Starlette provides a simple way to get jinja2
configured. This is probably
what you want to use by default.
from starlette.applications import Starlette
from starlette.templating import Jinja2Templates
from starlette.staticfiles import StaticFiles
templates = Jinja2Templates(directory='templates')
app = Starlette(debug=True)
app.mount('/static', StaticFiles(directory='static'), name='static')
@app.route('/')
async def homepage(request):
return templates.TemplateResponse('index.html', {'request': request})
Note that the StaticFiles application must be mounted and configured to serve the templates, and the incoming request
instance must be included as part of the
template context.
The Jinja2 template context will automatically include a url_for
function,
so we can correctly hyperlink to other pages within the application.

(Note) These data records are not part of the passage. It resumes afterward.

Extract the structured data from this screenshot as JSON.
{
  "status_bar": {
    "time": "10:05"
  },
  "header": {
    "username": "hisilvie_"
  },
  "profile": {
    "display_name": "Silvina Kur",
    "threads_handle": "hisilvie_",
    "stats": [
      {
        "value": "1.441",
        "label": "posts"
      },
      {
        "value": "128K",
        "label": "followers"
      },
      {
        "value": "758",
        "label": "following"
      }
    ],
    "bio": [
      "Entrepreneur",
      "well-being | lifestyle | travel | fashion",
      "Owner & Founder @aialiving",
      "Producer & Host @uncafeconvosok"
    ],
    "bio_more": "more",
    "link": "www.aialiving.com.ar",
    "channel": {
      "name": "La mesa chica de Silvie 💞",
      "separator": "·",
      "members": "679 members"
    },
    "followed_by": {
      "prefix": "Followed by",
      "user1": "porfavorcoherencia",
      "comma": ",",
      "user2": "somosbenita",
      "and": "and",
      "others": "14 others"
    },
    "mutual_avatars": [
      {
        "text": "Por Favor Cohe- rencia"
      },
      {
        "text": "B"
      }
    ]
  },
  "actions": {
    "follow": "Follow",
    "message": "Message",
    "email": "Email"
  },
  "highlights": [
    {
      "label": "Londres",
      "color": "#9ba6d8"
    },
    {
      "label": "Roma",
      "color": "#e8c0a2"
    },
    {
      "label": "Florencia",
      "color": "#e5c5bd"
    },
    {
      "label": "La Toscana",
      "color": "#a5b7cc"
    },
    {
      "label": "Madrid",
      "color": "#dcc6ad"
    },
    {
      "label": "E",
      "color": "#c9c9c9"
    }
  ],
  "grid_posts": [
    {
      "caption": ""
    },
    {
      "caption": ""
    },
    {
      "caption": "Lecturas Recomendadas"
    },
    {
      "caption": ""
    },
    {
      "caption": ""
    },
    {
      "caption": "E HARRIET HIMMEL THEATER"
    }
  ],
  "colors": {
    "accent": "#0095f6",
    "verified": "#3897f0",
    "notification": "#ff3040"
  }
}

For example, we can link to static files from within our HTML templates:
<link href="{{ url_for('static', path='/css/bootstrap.min.css') }}" rel="stylesheet">
Testing template responses
When using the test client, template responses include .template
and .context
attributes.
def test_homepage():
client = TestClient(app)
response = client.get("/")
assert response.status_code == 200
assert response.template.name == 'index.html'
assert "request" in response.context
Asynchronous template rendering
Jinja2 supports async template rendering, however as a general rule we'd recommend that you keep your templates free from logic that invokes database lookups, or other I/O operations.
Instead we'd recommend that you ensure that your endpoints perform all I/O, for example, strictly evaluate any database queries within the view and include the final results in the context.